Beyond OA for reading to OA for processing

Tim O'Reilly, How Google Books is Changing Academic History, O'Reilly Radar, March 22, 2007.  Excerpt:

Peter Brantley writes in email: "a Berkeley grad student disses the experience of the Berkeley library system and lauds Google." ...

It's important to remember, though, that finding and reading out of print books is just the beginning of the benefits of digitization. (That's why it's important for at least the out-of-copyright books to be available in more open formats.) Last year, Gregory Crane asked "What Can You Do With a Million Books?," and pointed out that things get most interesting when you can compute against this corpus of books.

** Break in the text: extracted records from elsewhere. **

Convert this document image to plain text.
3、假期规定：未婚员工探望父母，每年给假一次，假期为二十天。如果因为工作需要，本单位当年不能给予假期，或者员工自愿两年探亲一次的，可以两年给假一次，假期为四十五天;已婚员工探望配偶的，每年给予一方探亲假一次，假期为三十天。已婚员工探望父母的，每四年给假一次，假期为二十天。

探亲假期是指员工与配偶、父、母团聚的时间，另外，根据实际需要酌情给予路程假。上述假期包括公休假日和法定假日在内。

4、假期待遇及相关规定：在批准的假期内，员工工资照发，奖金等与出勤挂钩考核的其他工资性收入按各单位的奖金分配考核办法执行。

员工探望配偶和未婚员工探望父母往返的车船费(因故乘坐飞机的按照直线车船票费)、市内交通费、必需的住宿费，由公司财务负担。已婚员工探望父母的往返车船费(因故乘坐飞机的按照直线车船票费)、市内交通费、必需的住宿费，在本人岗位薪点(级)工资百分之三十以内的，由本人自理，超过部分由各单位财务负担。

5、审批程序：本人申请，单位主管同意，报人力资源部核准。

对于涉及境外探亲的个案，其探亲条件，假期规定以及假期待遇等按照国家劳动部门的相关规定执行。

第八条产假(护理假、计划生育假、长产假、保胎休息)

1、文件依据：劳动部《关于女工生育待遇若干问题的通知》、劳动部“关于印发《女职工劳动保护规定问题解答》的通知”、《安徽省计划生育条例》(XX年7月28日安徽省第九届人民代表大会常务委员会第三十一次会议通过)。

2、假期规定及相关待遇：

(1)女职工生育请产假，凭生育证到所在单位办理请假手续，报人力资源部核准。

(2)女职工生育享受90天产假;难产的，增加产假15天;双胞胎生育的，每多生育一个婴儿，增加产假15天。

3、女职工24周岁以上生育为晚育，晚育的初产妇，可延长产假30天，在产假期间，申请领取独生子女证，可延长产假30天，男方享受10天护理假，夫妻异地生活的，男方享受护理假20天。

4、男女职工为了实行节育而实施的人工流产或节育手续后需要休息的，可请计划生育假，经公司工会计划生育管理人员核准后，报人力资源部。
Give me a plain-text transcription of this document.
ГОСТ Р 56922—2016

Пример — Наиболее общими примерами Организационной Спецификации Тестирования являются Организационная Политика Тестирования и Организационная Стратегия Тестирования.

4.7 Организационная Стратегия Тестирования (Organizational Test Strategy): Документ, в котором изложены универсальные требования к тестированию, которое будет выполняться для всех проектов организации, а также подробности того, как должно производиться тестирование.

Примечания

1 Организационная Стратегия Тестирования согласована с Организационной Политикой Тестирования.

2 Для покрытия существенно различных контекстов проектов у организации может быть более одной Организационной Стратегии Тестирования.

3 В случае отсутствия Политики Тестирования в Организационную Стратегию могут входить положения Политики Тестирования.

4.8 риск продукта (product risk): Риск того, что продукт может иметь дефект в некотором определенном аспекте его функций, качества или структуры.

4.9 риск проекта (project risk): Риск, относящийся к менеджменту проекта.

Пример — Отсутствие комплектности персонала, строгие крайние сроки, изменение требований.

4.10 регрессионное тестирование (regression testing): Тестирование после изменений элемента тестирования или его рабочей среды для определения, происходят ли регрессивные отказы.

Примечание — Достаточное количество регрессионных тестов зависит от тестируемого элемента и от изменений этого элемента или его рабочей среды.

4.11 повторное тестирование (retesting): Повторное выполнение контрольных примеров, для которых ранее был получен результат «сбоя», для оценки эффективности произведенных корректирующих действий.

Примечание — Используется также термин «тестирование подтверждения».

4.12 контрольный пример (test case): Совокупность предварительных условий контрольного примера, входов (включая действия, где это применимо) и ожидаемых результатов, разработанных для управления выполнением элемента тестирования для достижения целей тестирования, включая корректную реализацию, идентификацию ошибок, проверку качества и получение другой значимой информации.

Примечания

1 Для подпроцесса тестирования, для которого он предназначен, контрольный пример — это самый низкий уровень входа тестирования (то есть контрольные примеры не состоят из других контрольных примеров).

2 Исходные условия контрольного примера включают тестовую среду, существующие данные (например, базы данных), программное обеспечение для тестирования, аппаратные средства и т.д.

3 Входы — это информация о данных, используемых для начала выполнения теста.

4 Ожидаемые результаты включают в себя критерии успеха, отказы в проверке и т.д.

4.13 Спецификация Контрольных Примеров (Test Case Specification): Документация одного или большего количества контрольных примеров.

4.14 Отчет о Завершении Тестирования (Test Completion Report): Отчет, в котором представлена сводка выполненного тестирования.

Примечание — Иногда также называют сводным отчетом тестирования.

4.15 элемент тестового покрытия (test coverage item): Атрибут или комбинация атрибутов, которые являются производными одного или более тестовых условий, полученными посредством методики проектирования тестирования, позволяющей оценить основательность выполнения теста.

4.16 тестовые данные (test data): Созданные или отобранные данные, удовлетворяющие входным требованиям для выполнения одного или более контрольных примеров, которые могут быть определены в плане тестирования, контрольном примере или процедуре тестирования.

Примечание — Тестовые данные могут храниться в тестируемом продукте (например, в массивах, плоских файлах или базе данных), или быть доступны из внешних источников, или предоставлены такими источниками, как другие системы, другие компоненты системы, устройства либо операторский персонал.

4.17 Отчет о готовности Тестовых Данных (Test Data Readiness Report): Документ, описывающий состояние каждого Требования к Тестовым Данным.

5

Computing doesn't just mean measuring or counting (though those things may also be useful). It may mean reshaping in creative, unexpected ways.

At O'Reilly, we've done things like create automated content statistics, extracted just the examples so they could be used for code search -- both by us, and by other code search engines. We're all just taking baby steps, though.

The clearest example I've yet seen of the possibilities of using digital technology to breathe new life into old material remains David Rumsey's work with maps. Once he'd digitized his collection of 30,000 old maps, he was able to do things like georectify them, mapping them to a consistent size and coordinate space so that maps from different eras could be overlaid on each other, creating timelines showing the evolution of cities and landscapes. This is an awesome demonstration of why access to otherwise unavailable materials (the creative commons Lessig talks about) leads to the creation of new value.

Bringing this thought round full circle, academic historians have long been immersed in this kind of creative re-use, but as Jo Guldi wrote in the blog post that I quoted from above, their work is being turbocharged by online access and book search.